Digikoppeling houdt zich niet met de inhoud bezig, 'heeft geen boodschap aan de boodschap'.
Logistiek (processen): op deze laag bevinden zich de afspraken betreffende transportprotocollen (HTTP/TLS), messaging (SOAP), adressering, beveiliging (authenticatie en encryptie) en betrouwbaarheid. Dit is laag van Digikoppeling.
Transport (techniek): deze laag verzorgt het daadwerkelijke transport van het bericht (TCP/IP).
Digikoppeling richt zich uitsluitend op de logistieke laag.
Hoofdstuk 1 bevat een aantal algemene inleidende onderwerpen.
Hoofdstuk 2 bevat de aanbevelingen, werkwijze en best practices.
Hoofdstuk 3 gaat in op de kenmerken van een CPA.
Hoofdstuk 4 gaat over bericht volgordelijkheid.
Begrippen en afkortingen worden toegelicht in het document [Digikoppeling-Architectuur].
Dit document is onderdeel van de Digikoppeling standaard.
Gebruik een ebMS2 product met aantoonbare ervaring binnen het Digikoppeling domein. Op de website van Logius is een overzicht van Digikoppeling leveranciers te vinden. De GEMMA softwarecatalogus van de VNG geeft een overzicht van softwareproducten voor de gemeentelijke markt die de Digikoppeling ebMS koppelvlakspecificatie ondersteunen.

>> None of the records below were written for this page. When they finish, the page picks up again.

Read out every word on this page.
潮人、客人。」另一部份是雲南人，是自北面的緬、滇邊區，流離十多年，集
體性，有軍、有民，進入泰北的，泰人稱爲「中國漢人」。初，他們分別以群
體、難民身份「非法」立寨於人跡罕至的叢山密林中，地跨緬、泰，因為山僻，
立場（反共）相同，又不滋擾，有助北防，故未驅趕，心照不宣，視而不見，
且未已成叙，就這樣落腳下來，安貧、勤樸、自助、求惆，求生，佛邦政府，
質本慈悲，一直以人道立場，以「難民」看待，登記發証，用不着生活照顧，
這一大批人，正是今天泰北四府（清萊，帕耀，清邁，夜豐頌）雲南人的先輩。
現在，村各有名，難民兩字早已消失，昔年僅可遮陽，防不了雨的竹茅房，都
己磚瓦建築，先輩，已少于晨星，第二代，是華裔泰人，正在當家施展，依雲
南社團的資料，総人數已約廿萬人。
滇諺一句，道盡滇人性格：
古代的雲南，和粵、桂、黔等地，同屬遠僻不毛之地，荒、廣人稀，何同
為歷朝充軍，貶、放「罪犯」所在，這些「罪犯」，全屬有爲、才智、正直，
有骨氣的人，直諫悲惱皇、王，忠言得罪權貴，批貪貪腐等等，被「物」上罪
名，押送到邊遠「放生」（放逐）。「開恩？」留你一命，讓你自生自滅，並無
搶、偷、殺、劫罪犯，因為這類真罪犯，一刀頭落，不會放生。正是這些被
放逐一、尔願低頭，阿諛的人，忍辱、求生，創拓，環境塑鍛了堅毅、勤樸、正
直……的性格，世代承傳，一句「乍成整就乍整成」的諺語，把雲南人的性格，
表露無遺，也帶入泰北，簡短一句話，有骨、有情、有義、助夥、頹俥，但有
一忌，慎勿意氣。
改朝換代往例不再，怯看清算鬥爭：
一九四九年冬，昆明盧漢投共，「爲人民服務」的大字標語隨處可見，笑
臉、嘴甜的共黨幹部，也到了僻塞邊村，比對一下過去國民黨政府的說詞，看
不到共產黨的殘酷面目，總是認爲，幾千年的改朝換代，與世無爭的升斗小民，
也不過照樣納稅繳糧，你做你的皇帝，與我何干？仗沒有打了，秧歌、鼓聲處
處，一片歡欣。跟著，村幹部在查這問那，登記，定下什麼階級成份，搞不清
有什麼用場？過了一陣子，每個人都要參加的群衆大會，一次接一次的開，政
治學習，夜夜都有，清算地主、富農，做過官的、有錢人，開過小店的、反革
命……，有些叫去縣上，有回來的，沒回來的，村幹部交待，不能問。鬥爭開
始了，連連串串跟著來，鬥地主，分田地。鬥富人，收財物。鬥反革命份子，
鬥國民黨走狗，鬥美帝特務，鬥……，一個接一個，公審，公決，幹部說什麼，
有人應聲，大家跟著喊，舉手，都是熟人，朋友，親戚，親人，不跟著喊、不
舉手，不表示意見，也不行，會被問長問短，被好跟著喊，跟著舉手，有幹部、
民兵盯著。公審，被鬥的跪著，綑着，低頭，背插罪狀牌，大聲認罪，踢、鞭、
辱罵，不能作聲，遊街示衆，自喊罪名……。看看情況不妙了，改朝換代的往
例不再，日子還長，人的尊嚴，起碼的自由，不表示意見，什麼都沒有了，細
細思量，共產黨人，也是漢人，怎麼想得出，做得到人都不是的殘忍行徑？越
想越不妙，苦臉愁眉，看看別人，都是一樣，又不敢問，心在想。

Voor het definiëren van een CPA geldt het volgende advies:
Raadpleeg het hoofdstuk 3 'CPA Gebruik en Kenmerken'.
Maak gebruik van het online CPA Register1, zie het CPA Register gebruikershandleiding
1. Het online CPA Register wordt gehost door Justid en is beschikbaar op https://cparegister.minvenj.nl/logius
Het is raadzaam om test- en productieservices ('OTAP') op aparte machines onder te brengen om het onderscheid tussen beide helder te houden. Geef ze een eigen DNS naam (en dus verschillende PKI overheid certificaten), bijvoorbeeld door het gebruik van verschillende subdomeinnamen.
Voorzie de PartyId van een postfix voor het onderscheid tussen test- en productieservices ('OTAP'). De naamgevingsconventie is hierbij:
Ontwikkelomgeving met de postfix ‘_O’
Testomgeving met de postfix ‘_T’
Acceptatieomgeving met de postfix ‘_A’
Productieomgeving zonder postfix (het oorspronkelijke nummer).
Samenstellingen zijn ook mogelijk, bijvoorbeeld de postfix ‘_OTA’ als er één specifiek adres gebruikt wordt voor de ontwikkel-, test-, en acceptatieomgeving. Aangezien Digikoppeling een strikte scheiding tussen test en productie nastreeft zou een combinatie van productie met andere omgevingen nooit moeten voorkomen2.
2. De scheiding komt ook. tot uitdrukking in het gebruik van een andere certificaat-root voor productie en andere omgevingen. Zie hiervoor het document “Gebruik en achtergrond Digikoppeling-certificaten”.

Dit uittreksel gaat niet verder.